A Tariff Time-Bomb
A critical part of the One Big Beautiful Bill’s budget equation may evaporate with a judicial pen stroke in the very near future. By Phillip W. Magness

President Donald Trump secured the first major legislative victory of his term with the adoption of the “One Big Beautiful Bill” Act, a multi-trillion-dollar spending package intended to codify his budgetary priorities. The measure contained a small victory for American taxpayers by forestalling the expiration of a 2018 income-tax cut this year. At the same time, fiscal hawks had much to criticise about the exorbitant new spending provisions, which are projected to accrue at least US$3 trillion in additional budget deficits over the next decade. The bill also contain a US$5 trillion increase in the national debt limit, removing a legislative constraint on government borrowing and setting the US national debt on track for an expansion to over US$41 trillion.
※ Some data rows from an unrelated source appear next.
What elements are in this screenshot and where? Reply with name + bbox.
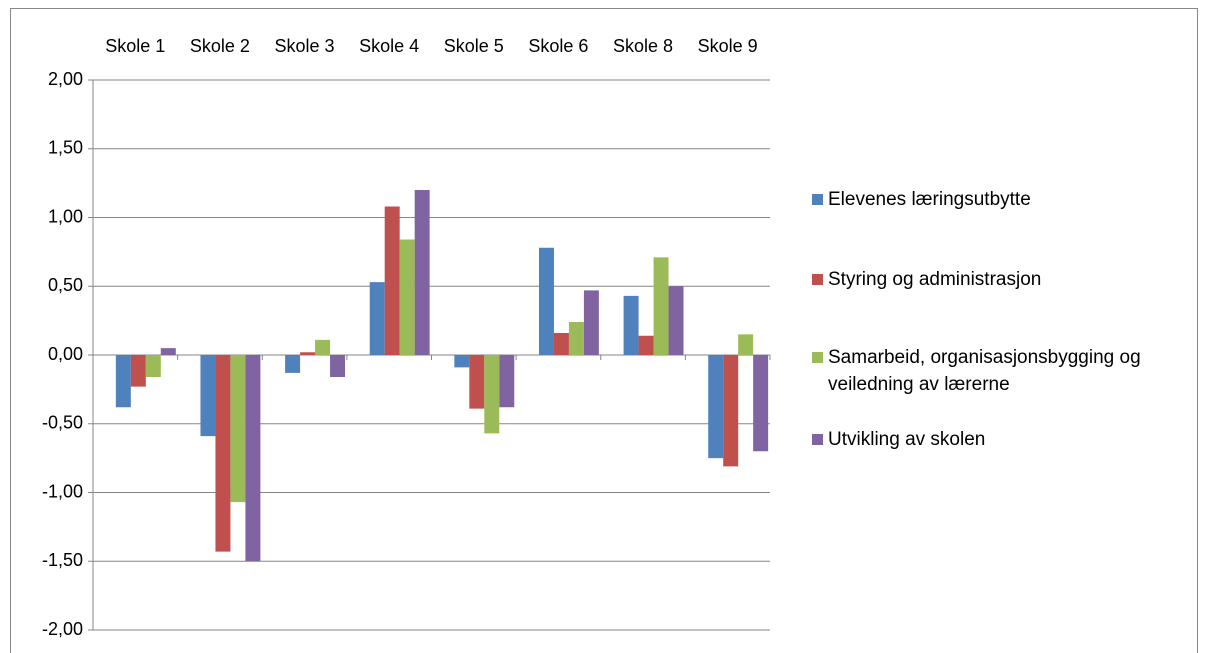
legend-label: Samarbeid, organisasjonsbygging og veile… [828, 347, 1141, 395]
y-tick-label: 0,50 [48, 275, 83, 295]
bar [230, 355, 246, 503]
bar [399, 239, 415, 355]
bar [145, 355, 161, 377]
legend-swatch [812, 434, 823, 445]
bar [300, 352, 316, 355]
legend-swatch [812, 194, 823, 205]
bar [653, 257, 669, 355]
bar [315, 339, 331, 355]
bar [200, 355, 216, 437]
y-tick-label: 2,00 [48, 69, 83, 89]
chart-border [10, 8, 1198, 653]
bar [115, 355, 131, 408]
bar [568, 322, 584, 355]
x-tick-label: Skole 9 [698, 36, 758, 56]
x-tick-label: Skole 2 [190, 36, 250, 56]
legend-item: Samarbeid, organisasjonsbygging og veile… [812, 344, 1197, 398]
bar [384, 206, 400, 355]
y-tick-label: 0,00 [48, 344, 83, 364]
y-tick-label: -0,50 [42, 413, 83, 433]
legend-label: Utvikling av skolen [828, 429, 986, 450]
x-tick-label: Skole 5 [444, 36, 504, 56]
y-tick-label: -1,00 [42, 481, 83, 501]
y-tick-label: 1,50 [48, 138, 83, 158]
bar [245, 355, 261, 562]
bar [499, 355, 515, 408]
bar [583, 290, 599, 355]
x-tick-label: Skole 1 [105, 36, 165, 56]
bar [708, 355, 724, 459]
bar [454, 355, 470, 368]
bar [285, 355, 301, 373]
x-tick-label: Skole 6 [528, 36, 588, 56]
bar [215, 355, 231, 552]
legend-item: Styring og administrasjon [812, 266, 1197, 293]
bar [414, 190, 430, 355]
bar [668, 286, 684, 355]
legend-label: Elevenes læringsutbytte [828, 189, 1031, 210]
bar [553, 333, 569, 355]
x-tick-label: Skole 3 [275, 36, 335, 56]
bar [723, 355, 739, 467]
bar [369, 282, 385, 355]
x-tick-label: Skole 4 [359, 36, 419, 56]
bar [160, 348, 176, 355]
bar [738, 334, 754, 355]
bar [130, 355, 146, 387]
legend-swatch [812, 274, 823, 285]
y-tick-label: -2,00 [42, 619, 83, 639]
bar [623, 295, 639, 355]
bar [638, 335, 654, 355]
bar [538, 247, 554, 355]
legend-item: Elevenes læringsutbytte [812, 186, 1197, 213]
legend-swatch [812, 352, 823, 363]
bar [330, 355, 346, 377]
y-tick-label: 1,00 [48, 206, 83, 226]
y-tick-label: -1,50 [42, 550, 83, 570]
bar [469, 355, 485, 409]
legend-item: Utvikling av skolen [812, 426, 1197, 453]
legend-label: Styring og administrasjon [828, 269, 1042, 290]
bar [753, 355, 769, 452]
x-tick-label: Skole 8 [613, 36, 673, 56]
bar [484, 355, 500, 434]
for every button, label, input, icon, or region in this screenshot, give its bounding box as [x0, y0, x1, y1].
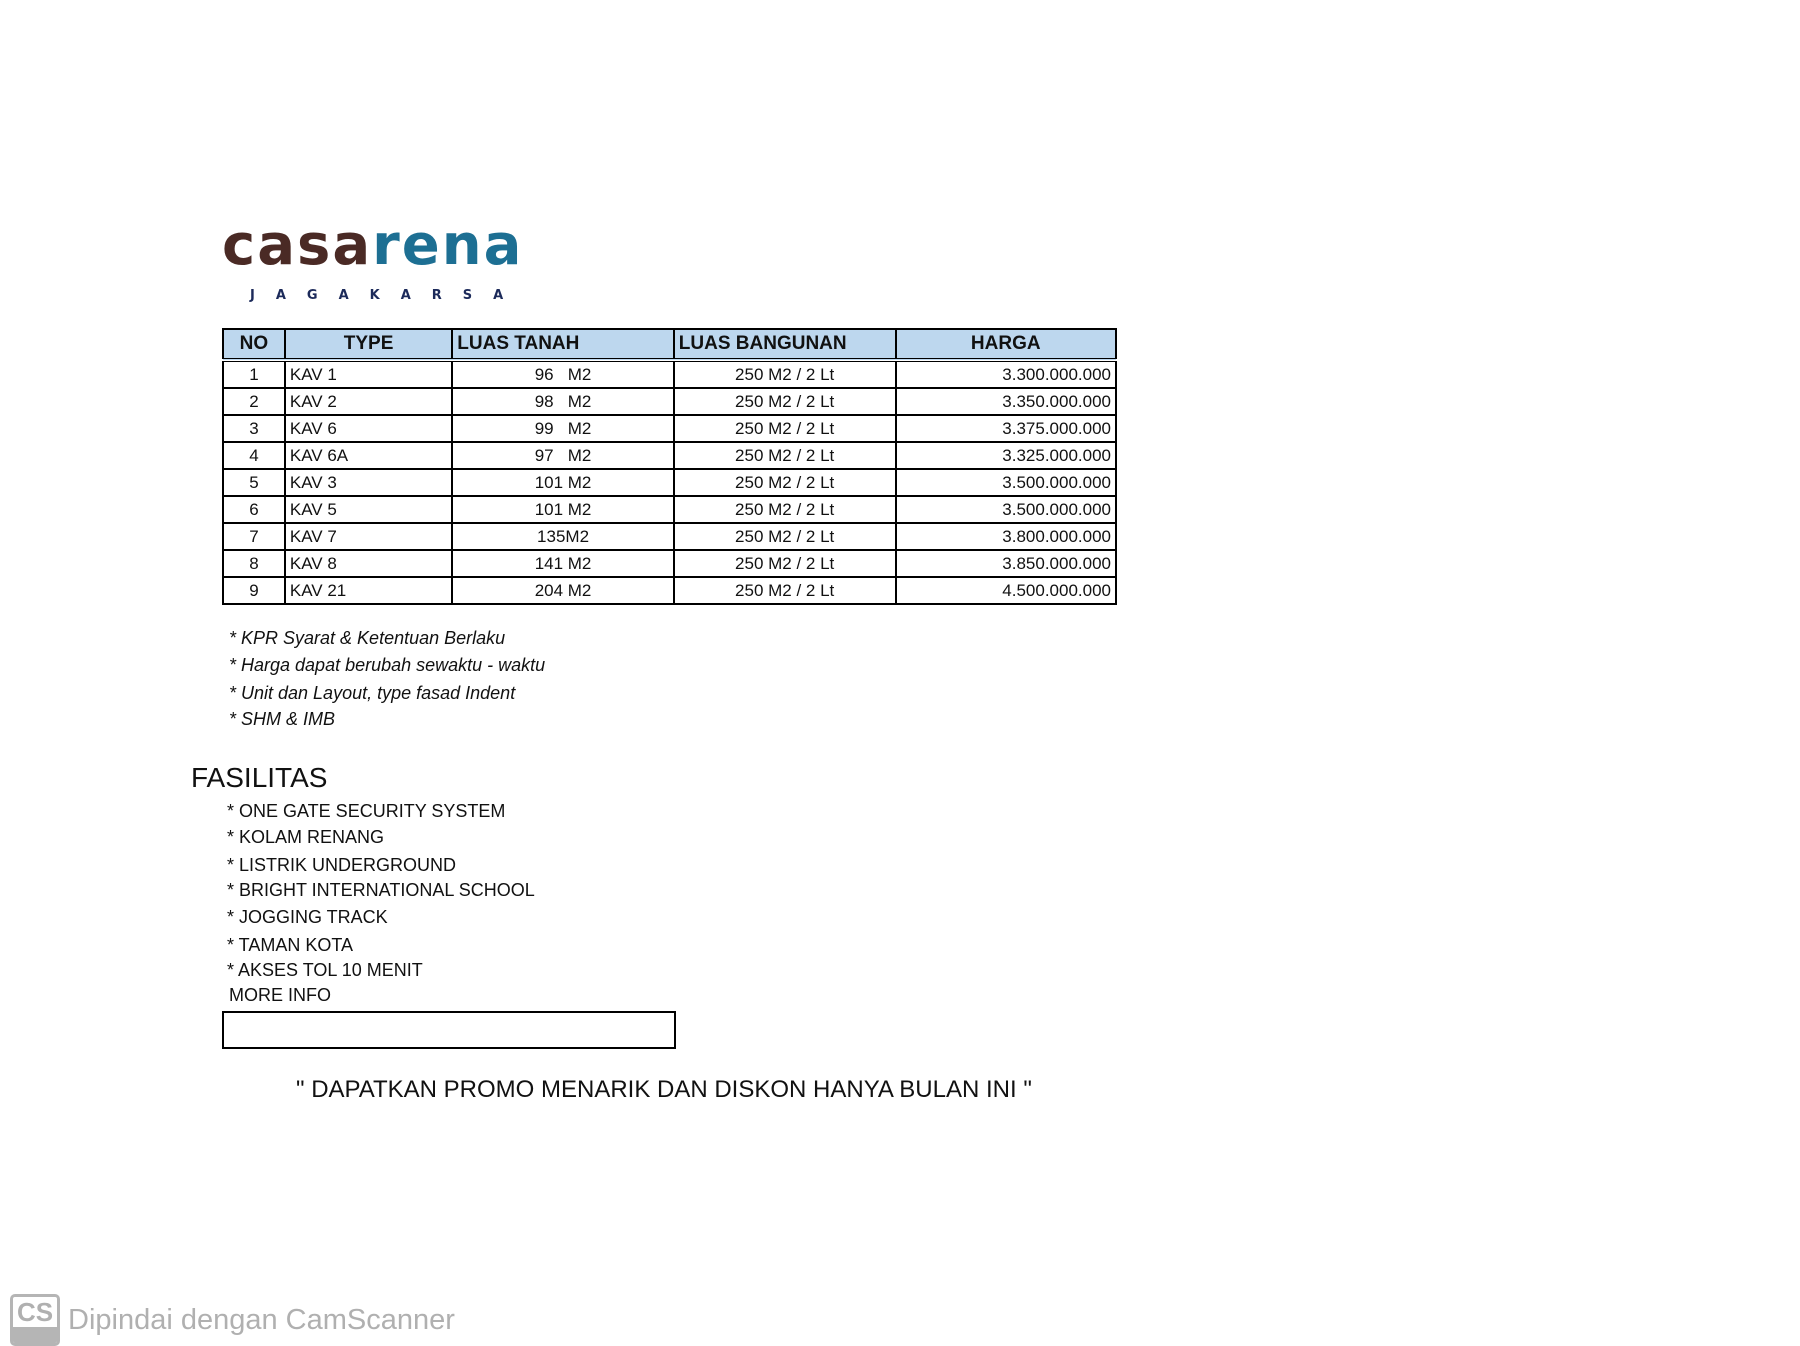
header-luas-bangunan: LUAS BANGUNAN [672, 328, 897, 362]
cell-luas-bangunan: 250 M2 / 2 Lt [672, 495, 897, 524]
cell-luas-bangunan: 250 M2 / 2 Lt [672, 522, 897, 551]
cell-no: 8 [222, 549, 286, 578]
cell-no: 3 [222, 414, 286, 443]
cell-type: KAV 2 [283, 387, 454, 416]
cell-type: KAV 6 [283, 414, 454, 443]
cell-no: 4 [222, 441, 286, 470]
cell-luas-tanah: 96 M2 [451, 359, 675, 389]
table-row: 4 KAV 6A 97 M2 250 M2 / 2 Lt 3.325.000.000 [222, 441, 1118, 470]
header-harga: HARGA [894, 328, 1118, 362]
facility-item: * KOLAM RENANG [227, 827, 385, 847]
cell-harga: 4.500.000.000 [894, 576, 1118, 605]
table-row: 9 KAV 21 204 M2 250 M2 / 2 Lt 4.500.000.000 [222, 576, 1118, 605]
cell-luas-bangunan: 250 M2 / 2 Lt [672, 414, 897, 443]
casarena-logo: casarena [222, 213, 524, 278]
cell-luas-tanah: 101 M2 [451, 495, 675, 524]
cell-harga: 3.800.000.000 [894, 522, 1118, 551]
cell-luas-tanah: 135M2 [451, 522, 675, 551]
cell-type: KAV 8 [283, 549, 454, 578]
cell-no: 2 [222, 387, 286, 416]
note-item: * SHM & IMB [229, 709, 336, 729]
cell-luas-tanah: 101 M2 [451, 468, 675, 497]
table-row: 1 KAV 1 96 M2 250 M2 / 2 Lt 3.300.000.000 [222, 359, 1118, 389]
cell-no: 6 [222, 495, 286, 524]
header-type: TYPE [283, 328, 454, 362]
cell-no: 1 [222, 359, 286, 389]
cell-luas-tanah: 141 M2 [451, 549, 675, 578]
cell-type: KAV 6A [283, 441, 454, 470]
cell-luas-bangunan: 250 M2 / 2 Lt [672, 576, 897, 605]
cell-no: 9 [222, 576, 286, 605]
cell-type: KAV 1 [283, 359, 454, 389]
cell-luas-bangunan: 250 M2 / 2 Lt [672, 359, 897, 389]
cell-luas-tanah: 97 M2 [451, 441, 675, 470]
cell-no: 5 [222, 468, 286, 497]
cell-no: 7 [222, 522, 286, 551]
cell-luas-tanah: 204 M2 [451, 576, 675, 605]
header-no: NO [222, 328, 286, 362]
cell-harga: 3.850.000.000 [894, 549, 1118, 578]
cell-type: KAV 3 [283, 468, 454, 497]
cell-luas-bangunan: 250 M2 / 2 Lt [672, 549, 897, 578]
facility-item: * BRIGHT INTERNATIONAL SCHOOL [227, 880, 535, 900]
table-row: 3 KAV 6 99 M2 250 M2 / 2 Lt 3.375.000.000 [222, 414, 1118, 443]
table-row: 5 KAV 3 101 M2 250 M2 / 2 Lt 3.500.000.000 [222, 468, 1118, 497]
cell-harga: 3.300.000.000 [894, 359, 1118, 389]
watermark-text: Dipindai dengan CamScanner [68, 1303, 455, 1336]
table-row: 6 KAV 5 101 M2 250 M2 / 2 Lt 3.500.000.000 [222, 495, 1118, 524]
logo-subtitle: JAGAKARSA [250, 288, 525, 303]
facility-item: * JOGGING TRACK [227, 907, 388, 927]
facility-item: * LISTRIK UNDERGROUND [227, 855, 457, 875]
cell-type: KAV 7 [283, 522, 454, 551]
facility-item: * AKSES TOL 10 MENIT [227, 960, 423, 980]
more-info-box [222, 1011, 676, 1049]
header-luas-tanah: LUAS TANAH [451, 328, 675, 362]
facility-item: * TAMAN KOTA [227, 935, 354, 955]
camscanner-icon: CS [10, 1294, 60, 1346]
cell-type: KAV 5 [283, 495, 454, 524]
cell-luas-bangunan: 250 M2 / 2 Lt [672, 468, 897, 497]
more-info-label: MORE INFO [229, 985, 331, 1005]
cell-type: KAV 21 [283, 576, 454, 605]
table-header-row: NO TYPE LUAS TANAH LUAS BANGUNAN HARGA [222, 328, 1118, 362]
note-item: * Harga dapat berubah sewaktu - waktu [229, 655, 546, 675]
cell-harga: 3.375.000.000 [894, 414, 1118, 443]
cell-harga: 3.325.000.000 [894, 441, 1118, 470]
cell-harga: 3.500.000.000 [894, 468, 1118, 497]
note-item: * Unit dan Layout, type fasad Indent [229, 683, 516, 703]
price-table: NO TYPE LUAS TANAH LUAS BANGUNAN HARGA 1… [222, 328, 1118, 605]
cell-harga: 3.500.000.000 [894, 495, 1118, 524]
cell-luas-tanah: 98 M2 [451, 387, 675, 416]
cell-luas-bangunan: 250 M2 / 2 Lt [672, 441, 897, 470]
promo-text: " DAPATKAN PROMO MENARIK DAN DISKON HANY… [296, 1076, 1032, 1103]
facilities-title: FASILITAS [191, 762, 328, 793]
cell-luas-tanah: 99 M2 [451, 414, 675, 443]
note-item: * KPR Syarat & Ketentuan Berlaku [229, 628, 506, 648]
facility-item: * ONE GATE SECURITY SYSTEM [227, 801, 506, 821]
table-row: 7 KAV 7 135M2 250 M2 / 2 Lt 3.800.000.000 [222, 522, 1118, 551]
camscanner-watermark: CS Dipindai dengan CamScanner [10, 1294, 455, 1346]
cell-luas-bangunan: 250 M2 / 2 Lt [672, 387, 897, 416]
table-row: 2 KAV 2 98 M2 250 M2 / 2 Lt 3.350.000.000 [222, 387, 1118, 416]
cell-harga: 3.350.000.000 [894, 387, 1118, 416]
table-row: 8 KAV 8 141 M2 250 M2 / 2 Lt 3.850.000.000 [222, 549, 1118, 578]
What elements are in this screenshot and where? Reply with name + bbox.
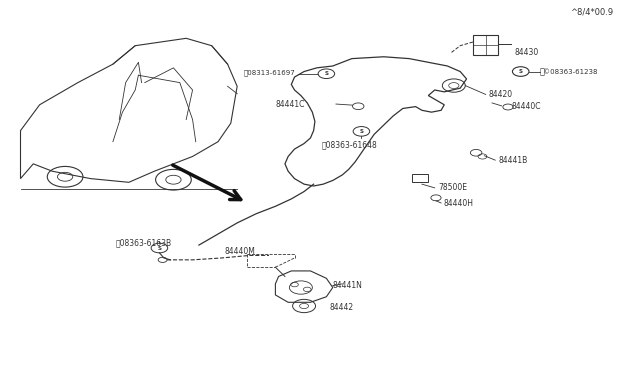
Text: 84441N: 84441N xyxy=(333,281,363,290)
Text: 84430: 84430 xyxy=(515,48,539,57)
Text: S: S xyxy=(157,246,161,250)
Text: 84441B: 84441B xyxy=(499,156,527,166)
Text: 84440H: 84440H xyxy=(444,199,474,208)
Bar xyxy=(412,174,428,182)
Text: ^8/4*00.9: ^8/4*00.9 xyxy=(570,7,613,16)
Text: S: S xyxy=(360,129,364,134)
Text: 84440C: 84440C xyxy=(511,103,541,112)
Text: Ⓢ: Ⓢ xyxy=(540,67,545,76)
Bar xyxy=(473,35,499,55)
Text: Ⓢ08313-61697: Ⓢ08313-61697 xyxy=(244,69,295,76)
Text: 78500E: 78500E xyxy=(438,183,467,192)
Text: S: S xyxy=(519,69,523,74)
Text: 84441C: 84441C xyxy=(275,100,305,109)
Text: S: S xyxy=(324,71,328,76)
Text: 84442: 84442 xyxy=(330,303,354,312)
Text: Ⓢ08363-6163B: Ⓢ08363-6163B xyxy=(116,239,172,248)
Text: ©08363-61238: ©08363-61238 xyxy=(543,68,598,74)
Text: 84440M: 84440M xyxy=(225,247,255,256)
Text: Ⓢ08363-61648: Ⓢ08363-61648 xyxy=(321,140,377,149)
Text: 84420: 84420 xyxy=(489,90,513,99)
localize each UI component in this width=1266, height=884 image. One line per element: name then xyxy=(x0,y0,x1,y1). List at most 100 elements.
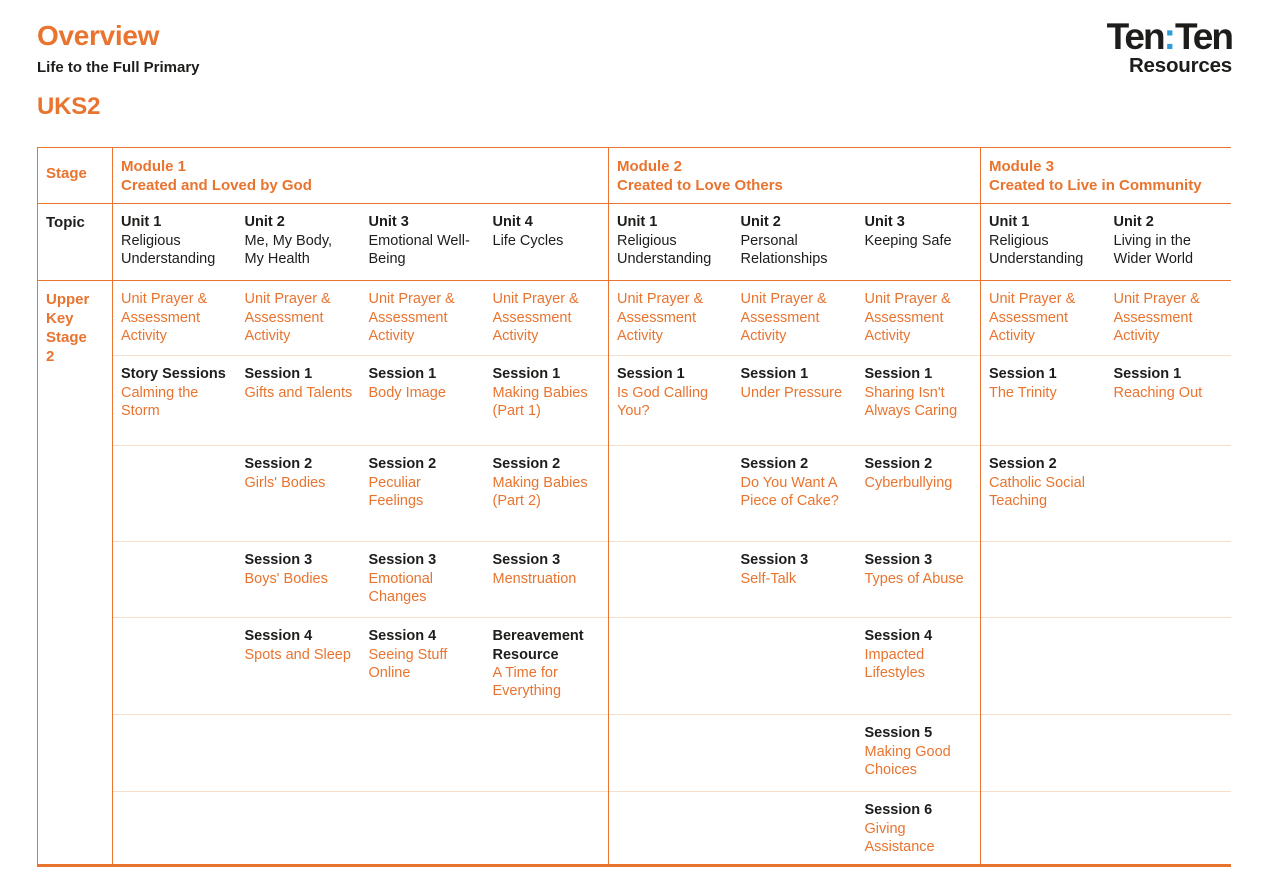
session-cell: Session 1 Reaching Out xyxy=(1105,355,1231,446)
session-heading: Session 2 xyxy=(864,456,933,473)
session-cell: Session 3 Types of Abuse xyxy=(856,541,981,618)
session-heading: Session 2 xyxy=(244,456,313,473)
session-heading: Session 3 xyxy=(864,552,933,569)
session-cell xyxy=(732,617,857,715)
unit-cell: Unit 2 Personal Relationships xyxy=(732,203,857,282)
session-cell: Story Sessions Calming the Storm xyxy=(112,355,237,446)
tenten-logo-wordmark: Ten:Ten xyxy=(1107,16,1234,57)
session-heading: Session 1 xyxy=(368,366,437,383)
session-heading: Session 4 xyxy=(368,628,437,645)
module-2-header: Module 2 Created to Love Others xyxy=(607,147,981,205)
session-cell: Session 3 Boys' Bodies xyxy=(236,541,361,618)
session-cell: Session 1 The Trinity xyxy=(980,355,1106,446)
session-cell xyxy=(1105,541,1231,618)
session-cell: Session 1 Sharing Isn't Always Caring xyxy=(856,355,981,446)
session-cell: Session 2 Do You Want A Piece of Cake? xyxy=(732,445,857,542)
module-header-row: Stage Module 1 Created and Loved by God … xyxy=(37,147,1231,205)
session-cell: Unit Prayer & Assessment Activity xyxy=(608,280,733,356)
session-topic: Reaching Out xyxy=(1113,384,1203,401)
session-cell xyxy=(1105,445,1231,542)
session-topic: Is God Calling You? xyxy=(617,384,709,419)
unit-name: Emotional Well-Being xyxy=(368,232,470,267)
session-topic: Unit Prayer & Assessment Activity xyxy=(740,291,827,344)
session-heading: Session 1 xyxy=(617,366,685,383)
session-cell: Session 4 Seeing Stuff Online xyxy=(360,617,485,715)
unit-label: Unit 2 xyxy=(1113,214,1154,231)
session-cell: Unit Prayer & Assessment Activity xyxy=(237,281,361,356)
session-topic: Cyberbullying xyxy=(864,474,953,491)
session-topic: Sharing Isn't Always Caring xyxy=(864,384,958,419)
module-3-title: Module 3 xyxy=(989,158,1055,175)
session-topic: Spots and Sleep xyxy=(244,646,351,663)
session-topic: Peculiar Feelings xyxy=(368,474,424,509)
session-cell: Session 2 Girls' Bodies xyxy=(236,445,361,542)
session-cell xyxy=(608,714,733,792)
unit-name: Religious Understanding xyxy=(617,232,712,267)
session-cell xyxy=(608,617,733,715)
unit-label: Unit 2 xyxy=(740,214,781,231)
session-cell: Unit Prayer & Assessment Activity xyxy=(857,281,981,356)
session-topic: Emotional Changes xyxy=(368,570,433,605)
session-cell xyxy=(360,714,485,792)
session-cell: Session 1 Making Babies (Part 1) xyxy=(484,355,609,446)
session-topic: Making Babies (Part 1) xyxy=(492,384,588,419)
unit-cell: Unit 4 Life Cycles xyxy=(484,203,609,282)
unit-name: Living in the Wider World xyxy=(1113,232,1194,267)
session-cell: Session 1 Under Pressure xyxy=(732,355,857,446)
session-cell: Unit Prayer & Assessment Activity xyxy=(1106,281,1231,356)
session-topic: Boys' Bodies xyxy=(244,570,328,587)
session-heading: Session 2 xyxy=(740,456,809,473)
session-topic: Making Babies (Part 2) xyxy=(492,474,588,509)
module-3-subtitle: Created to Live in Community xyxy=(989,177,1202,195)
topic-row: Topic Unit 1 Religious Understanding Unit… xyxy=(37,203,1231,282)
session-topic: Making Good Choices xyxy=(864,743,951,778)
session-cell: Unit Prayer & Assessment Activity xyxy=(361,281,485,356)
session-heading: Session 3 xyxy=(492,552,561,569)
session-cell: Unit Prayer & Assessment Activity xyxy=(980,280,1106,356)
session-heading: Session 3 xyxy=(368,552,437,569)
session-cell xyxy=(732,791,857,866)
session-cell: Session 2 Peculiar Feelings xyxy=(360,445,485,542)
session-topic: Under Pressure xyxy=(740,384,843,401)
session-heading: Session 4 xyxy=(864,628,933,645)
session-cell xyxy=(608,541,733,618)
session-cell xyxy=(112,541,237,618)
session-topic: Unit Prayer & Assessment Activity xyxy=(1113,291,1200,344)
session-cell xyxy=(484,714,609,792)
unit-label: Unit 2 xyxy=(244,214,285,231)
session-cell: Session 1 Is God Calling You? xyxy=(608,355,733,446)
topic-row-header: Topic xyxy=(37,203,113,282)
session-topic: Menstruation xyxy=(492,570,577,587)
key-stage-title: UKS2 xyxy=(37,93,101,120)
session-topic: Unit Prayer & Assessment Activity xyxy=(492,291,579,344)
session-5-row: Session 5 Making Good Choices xyxy=(38,714,1231,792)
unit-cell: Unit 1 Religious Understanding xyxy=(608,203,733,282)
unit-name: Me, My Body, My Health xyxy=(244,232,333,267)
session-cell: Session 5 Making Good Choices xyxy=(856,714,981,792)
session-topic: Unit Prayer & Assessment Activity xyxy=(989,291,1076,344)
unit-cell: Unit 1 Religious Understanding xyxy=(980,203,1106,282)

The One Big Beautiful Bill’s supporters portray the measure’s income tax cuts as a boon for economic growth, while its detractors worry about the profligate spending that is set to commence, including over US$160 billion in border and immigration enforcement funding along with the usual flurry of legislative pork. However, the One Big Beautiful Bill faces another obstacle on the horizon in the form of a ticking time bomb of tariffs. When preparing its budget calculations for the measure, Trump’s economic team relied on a new revenue source to offset its spending extravaganzas. The Council of Economic Advisors expects at least US$2.8 trillion in new tax receipts over the next decade from the tariffs the administration has been imposing on international trade with the rest of the world since the infamous “Liberation Day” press conference back in April.